I wonder how the thread would have gone if I'd only seen the very first post, if I would have been able to show the other side of the coin, but instead there were several others suggesting code enforcement etc. and by that time, I'd lost my temper, couldn't be a mediator, only an advocate.

I suspect the angry ones are first-time homeowners. My friend who went to law school had a summer job in a court in Staten Island NY, and until they built the Verrzaano Narrows Bridge in 1964 or so, Staten Island was only accessible from NY by the ferry, still had farmland. After the bridge, it got a lot of new houses and first-time homeowners, and they acted like it. In one case, two next-door n'bors both had garages but they shared a driveway. (not a road, but a regular driveway to the back of the lot.) And one guy got mad at the other and built a fence on or near the property line down the middle of the driveway, so the other guy could not use it. :-)

Reply to
micky

Was there or was there not some spare change in the cushions?

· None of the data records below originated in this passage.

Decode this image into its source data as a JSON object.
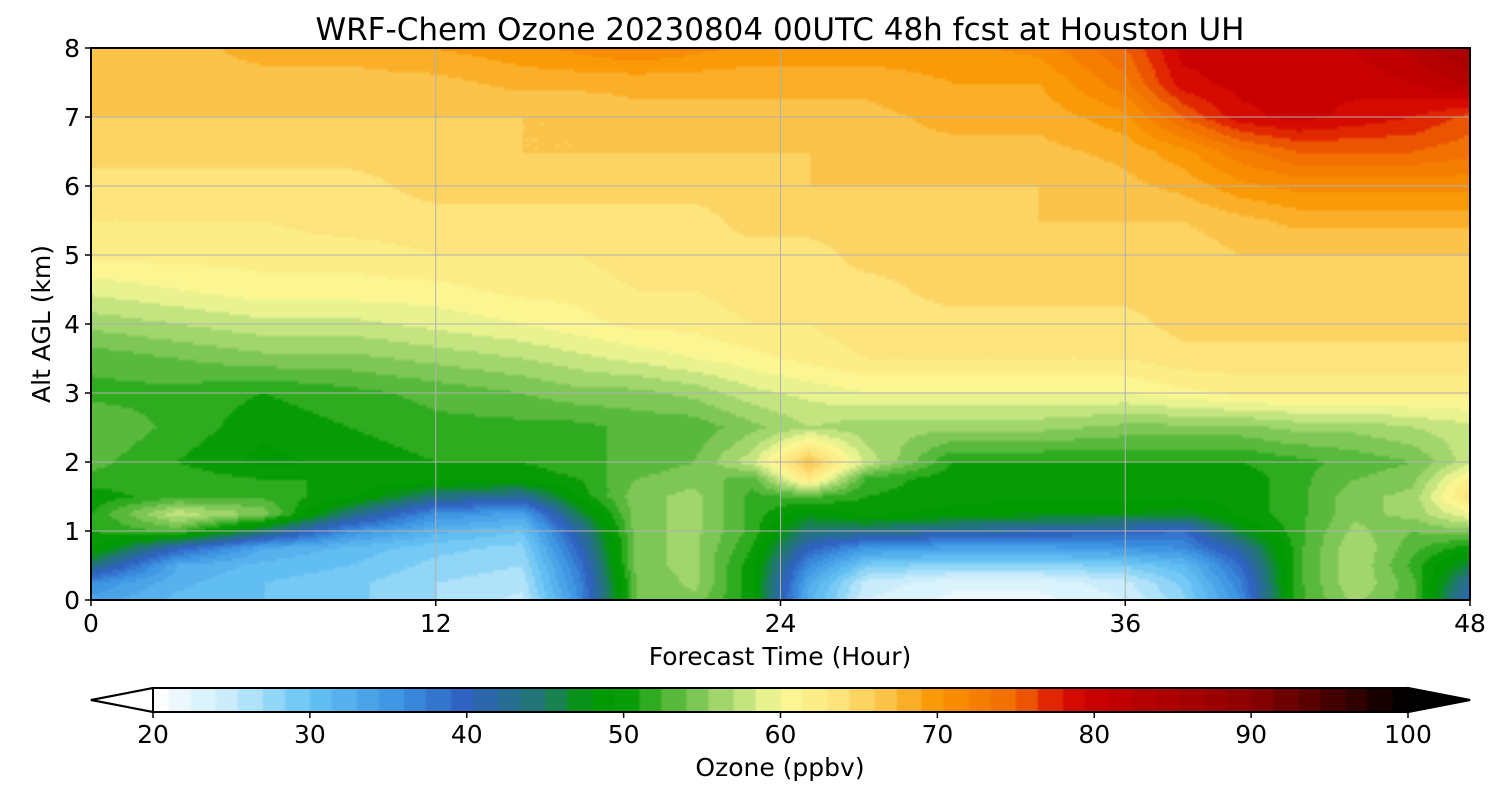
{
  "chart_data": {
    "type": "heatmap",
    "title": "WRF-Chem Ozone  20230804 00UTC 48h fcst at Houston UH",
    "xlabel": "Forecast Time (Hour)",
    "ylabel": "Alt AGL (km)",
    "xlim": [
      0,
      48
    ],
    "ylim": [
      0,
      8
    ],
    "x_ticks": [
      "0",
      "12",
      "24",
      "36",
      "48"
    ],
    "y_ticks": [
      "0",
      "1",
      "2",
      "3",
      "4",
      "5",
      "6",
      "7",
      "8"
    ],
    "grid": true,
    "x": [
      0,
      3,
      6,
      9,
      12,
      15,
      17,
      19,
      21,
      23,
      25,
      27,
      30,
      33,
      36,
      38,
      40,
      42,
      44,
      46,
      48
    ],
    "y": [
      0,
      0.25,
      0.5,
      0.75,
      1,
      1.25,
      1.5,
      1.75,
      2,
      2.5,
      3,
      3.5,
      4,
      4.5,
      5,
      5.5,
      6,
      6.5,
      7,
      7.5,
      8
    ],
    "z": [
      [
        34,
        31,
        30,
        29,
        27,
        25,
        36,
        54,
        55,
        50,
        32,
        24,
        22,
        22,
        24,
        28,
        36,
        52,
        56,
        53,
        40
      ],
      [
        36,
        32,
        30,
        29,
        27,
        26,
        37,
        54,
        56,
        50,
        33,
        25,
        23,
        23,
        25,
        29,
        37,
        52,
        57,
        53,
        42
      ],
      [
        44,
        33,
        31,
        30,
        28,
        27,
        38,
        55,
        56,
        50,
        36,
        29,
        28,
        28,
        29,
        31,
        39,
        52,
        57,
        52,
        46
      ],
      [
        50,
        40,
        33,
        31,
        29,
        28,
        40,
        55,
        56,
        51,
        40,
        35,
        34,
        34,
        35,
        36,
        42,
        52,
        57,
        53,
        50
      ],
      [
        51,
        53,
        45,
        36,
        32,
        30,
        42,
        55,
        56,
        52,
        44,
        44,
        42,
        41,
        40,
        39,
        47,
        52,
        56,
        54,
        55
      ],
      [
        51,
        58,
        55,
        44,
        36,
        34,
        46,
        55,
        56,
        52,
        48,
        50,
        49,
        48,
        48,
        47,
        50,
        52,
        55,
        56,
        60
      ],
      [
        50,
        52,
        52,
        50,
        44,
        42,
        50,
        55,
        56,
        52,
        53,
        51,
        50,
        50,
        50,
        50,
        50,
        52,
        55,
        56,
        64
      ],
      [
        52,
        52,
        51,
        51,
        50,
        50,
        51,
        54,
        55,
        53,
        63,
        52,
        50,
        50,
        50,
        50,
        50,
        52,
        54,
        55,
        62
      ],
      [
        53,
        51,
        49,
        50,
        51,
        51,
        52,
        53,
        54,
        58,
        67,
        58,
        51,
        51,
        51,
        51,
        51,
        52,
        53,
        54,
        58
      ],
      [
        54,
        52,
        50,
        51,
        52,
        52,
        52,
        53,
        53,
        55,
        57,
        56,
        56,
        56,
        55,
        55,
        55,
        56,
        56,
        57,
        58
      ],
      [
        52,
        52,
        51,
        52,
        53,
        54,
        55,
        55,
        56,
        58,
        59,
        60,
        60,
        60,
        60,
        61,
        62,
        62,
        62,
        62,
        62
      ],
      [
        53,
        54,
        55,
        55,
        56,
        57,
        58,
        59,
        60,
        61,
        62,
        63,
        63,
        63,
        63,
        64,
        64,
        64,
        64,
        64,
        64
      ],
      [
        56,
        57,
        58,
        58,
        59,
        60,
        61,
        62,
        62,
        63,
        63,
        64,
        64,
        64,
        64,
        65,
        65,
        65,
        65,
        65,
        65
      ],
      [
        59,
        60,
        61,
        61,
        61,
        62,
        62,
        63,
        63,
        64,
        64,
        64,
        65,
        65,
        65,
        65,
        65,
        65,
        65,
        65,
        65
      ],
      [
        62,
        62,
        62,
        62,
        63,
        63,
        63,
        64,
        64,
        64,
        64,
        65,
        65,
        65,
        65,
        65,
        66,
        66,
        66,
        66,
        66
      ],
      [
        63,
        63,
        63,
        64,
        64,
        64,
        64,
        64,
        64,
        65,
        65,
        65,
        65,
        66,
        66,
        66,
        67,
        68,
        68,
        68,
        68
      ],
      [
        64,
        64,
        64,
        64,
        65,
        65,
        65,
        65,
        65,
        65,
        66,
        66,
        66,
        66,
        67,
        68,
        70,
        71,
        71,
        71,
        71
      ],
      [
        65,
        65,
        65,
        65,
        65,
        66,
        66,
        66,
        66,
        66,
        66,
        67,
        67,
        67,
        68,
        70,
        73,
        75,
        75,
        75,
        74
      ],
      [
        66,
        66,
        66,
        66,
        66,
        66,
        66,
        67,
        67,
        67,
        67,
        67,
        68,
        68,
        70,
        75,
        79,
        80,
        79,
        78,
        76
      ],
      [
        67,
        67,
        67,
        67,
        67,
        68,
        68,
        68,
        68,
        68,
        68,
        68,
        69,
        69,
        73,
        79,
        80,
        80,
        80,
        81,
        83
      ],
      [
        67,
        67,
        68,
        68,
        69,
        70,
        71,
        72,
        71,
        70,
        70,
        70,
        70,
        71,
        75,
        80,
        80,
        80,
        81,
        83,
        86
      ]
    ],
    "colorbar": {
      "label": "Ozone  (ppbv)",
      "min": 20,
      "max": 100,
      "ticks": [
        "20",
        "30",
        "40",
        "50",
        "60",
        "70",
        "80",
        "90",
        "100"
      ],
      "extend": "both",
      "colors": [
        [
          20,
          "#ffffff"
        ],
        [
          25,
          "#c8ecfb"
        ],
        [
          30,
          "#66c4f4"
        ],
        [
          36,
          "#3a90e0"
        ],
        [
          40,
          "#3060c0"
        ],
        [
          45,
          "#1f7a6a"
        ],
        [
          48,
          "#009a00"
        ],
        [
          50,
          "#009a00"
        ],
        [
          54,
          "#6cc04a"
        ],
        [
          57,
          "#b2dc78"
        ],
        [
          60,
          "#fafa98"
        ],
        [
          64,
          "#fde27a"
        ],
        [
          67,
          "#fbc044"
        ],
        [
          70,
          "#fa9600"
        ],
        [
          75,
          "#f06a00"
        ],
        [
          78,
          "#dc1000"
        ],
        [
          80,
          "#c80000"
        ],
        [
          90,
          "#8c0000"
        ],
        [
          100,
          "#000000"
        ]
      ]
    }
  }
}
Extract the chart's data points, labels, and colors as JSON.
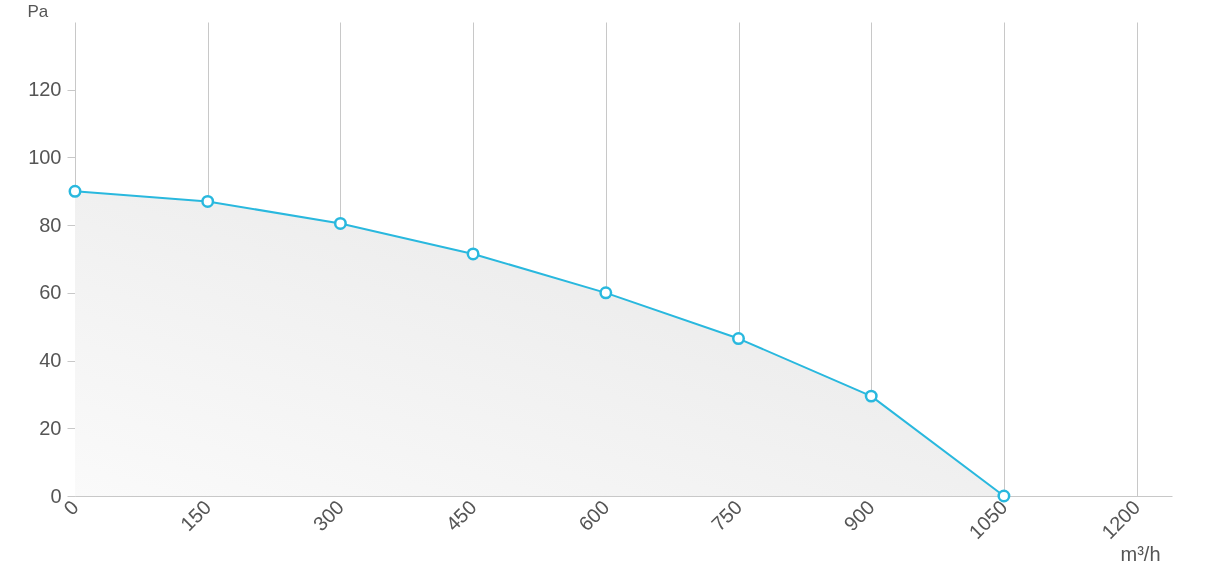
{
  "chart_data": {
    "type": "area",
    "xlabel": "m³/h",
    "ylabel": "Pa",
    "x": [
      0,
      150,
      300,
      450,
      600,
      750,
      900,
      1050
    ],
    "series": [
      {
        "color": "#29b8de",
        "values": [
          90,
          87,
          80.5,
          71.5,
          60,
          46.5,
          29.5,
          0
        ]
      }
    ],
    "xlim": [
      0,
      1240
    ],
    "ylim": [
      0,
      140
    ],
    "xticks": [
      0,
      150,
      300,
      450,
      600,
      750,
      900,
      1050,
      1200
    ],
    "yticks": [
      0,
      20,
      40,
      60,
      80,
      100,
      120
    ],
    "grid": "x",
    "marker": "circle"
  }
}
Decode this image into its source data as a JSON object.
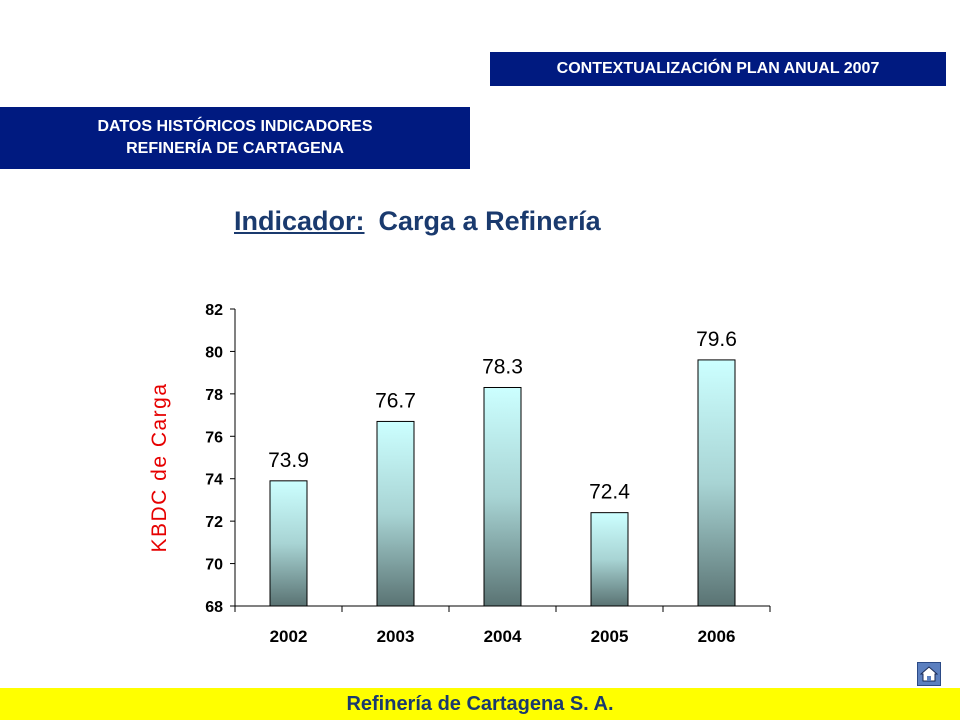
{
  "header": {
    "plan_label": "CONTEXTUALIZACIÓN PLAN ANUAL 2007",
    "section_line1": "DATOS HISTÓRICOS INDICADORES",
    "section_line2": "REFINERÍA DE CARTAGENA"
  },
  "title": {
    "prefix": "Indicador:",
    "name": "Carga a Refinería"
  },
  "footer": {
    "company": "Refinería de Cartagena S. A."
  },
  "nav": {
    "home_icon": "home-icon"
  },
  "colors": {
    "banner": "#001a80",
    "footer": "#ffff00",
    "ylabel": "#e60000",
    "bar_top": "#ccffff",
    "bar_bottom": "#5a7373"
  },
  "chart_data": {
    "type": "bar",
    "categories": [
      "2002",
      "2003",
      "2004",
      "2005",
      "2006"
    ],
    "values": [
      73.9,
      76.7,
      78.3,
      72.4,
      79.6
    ],
    "data_labels": [
      "73.9",
      "76.7",
      "78.3",
      "72.4",
      "79.6"
    ],
    "ylabel": "KBDC de Carga",
    "xlabel": "",
    "ylim": [
      68,
      82
    ],
    "yticks": [
      68,
      70,
      72,
      74,
      76,
      78,
      80,
      82
    ],
    "grid": false,
    "legend": "none"
  }
}
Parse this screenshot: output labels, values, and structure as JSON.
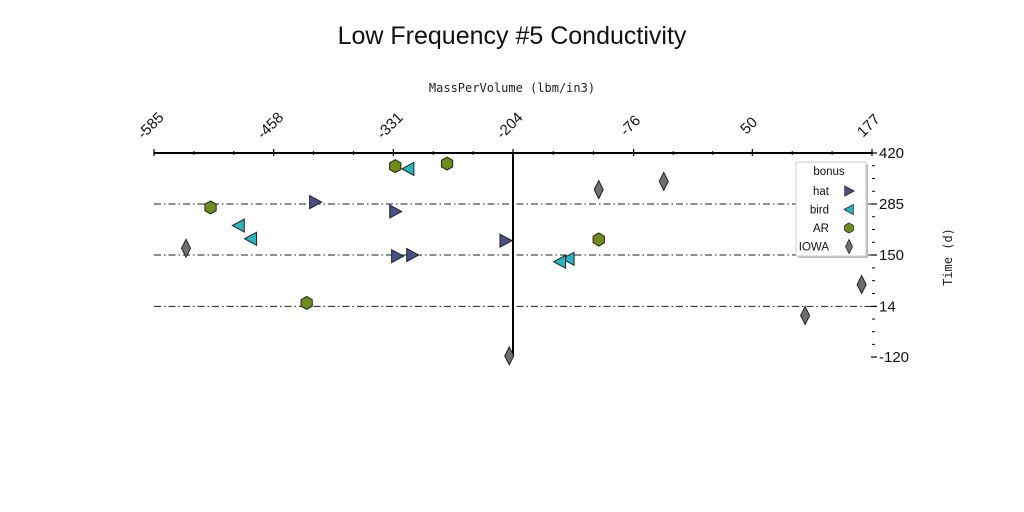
{
  "chart_data": {
    "type": "scatter",
    "title": "Low Frequency #5 Conductivity",
    "xlabel": "MassPerVolume (lbm/in3)",
    "ylabel": "Time (d)",
    "x_axis_position": "top",
    "y_axis_position": "right",
    "xlim": [
      -585,
      177
    ],
    "ylim": [
      -120,
      420
    ],
    "x_ticks": [
      "-585",
      "-458",
      "-331",
      "-204",
      "-76",
      "50",
      "177"
    ],
    "y_ticks": [
      "420",
      "285",
      "150",
      "14",
      "-120"
    ],
    "x_tick_values": [
      -585,
      -458,
      -331,
      -204,
      -76,
      50,
      177
    ],
    "y_tick_values": [
      420,
      285,
      150,
      14,
      -120
    ],
    "horizontal_dashed_gridlines_at": [
      285,
      150,
      14
    ],
    "vertical_reference_line_at": -204,
    "legend": {
      "title": "bonus",
      "placement": "upper right"
    },
    "series": [
      {
        "name": "hat",
        "marker": "triangle-right",
        "color": "#4a4f8a",
        "points": [
          [
            -414,
            290
          ],
          [
            -329,
            265
          ],
          [
            -327,
            147
          ],
          [
            -311,
            150
          ],
          [
            -212,
            188
          ]
        ]
      },
      {
        "name": "bird",
        "marker": "triangle-left",
        "color": "#2ab3c0",
        "points": [
          [
            -315,
            378
          ],
          [
            -495,
            228
          ],
          [
            -482,
            193
          ],
          [
            -145,
            140
          ],
          [
            -154,
            132
          ]
        ]
      },
      {
        "name": "AR",
        "marker": "hexagon",
        "color": "#6e8c1a",
        "points": [
          [
            -329,
            385
          ],
          [
            -274,
            392
          ],
          [
            -525,
            276
          ],
          [
            -113,
            191
          ],
          [
            -423,
            23
          ]
        ]
      },
      {
        "name": "IOWA",
        "marker": "diamond",
        "color": "#6f6f6f",
        "points": [
          [
            -113,
            323
          ],
          [
            -44,
            345
          ],
          [
            -551,
            168
          ],
          [
            166,
            72
          ],
          [
            106,
            -10
          ],
          [
            -208,
            -117
          ]
        ]
      }
    ]
  }
}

Did you or did you not check? And then did you or did you not leave some small change, just to see if anyone else was going to check?

Enquiring minds.

Reply to
TimR

Good question. I'm short of money right now and I shoudl have checked.

That would have been hard.

I actually never checked if the recliners reclined, but I think the odds that all 4 are bad are very slim, and to fix one there is access to the mechanism from undernaath, right?

Put an add on CraigList two nights ago.

Didn't go yesterday, but went this afternoon and they are gone, so 5 days from first appearance, well within what one friend says is acceptable.

Probably went to a guy who monitors CL to resell free things. That's good. I hate waste.

That's good. If you don't ask questions, you'll never learn the answers.

Reply to
micky

In most places roving Puerto Ricans driving beat-up old pickup trucks will quickly pick up stuff like that. Is that in some kind of gated community where such riff-raff are kept you?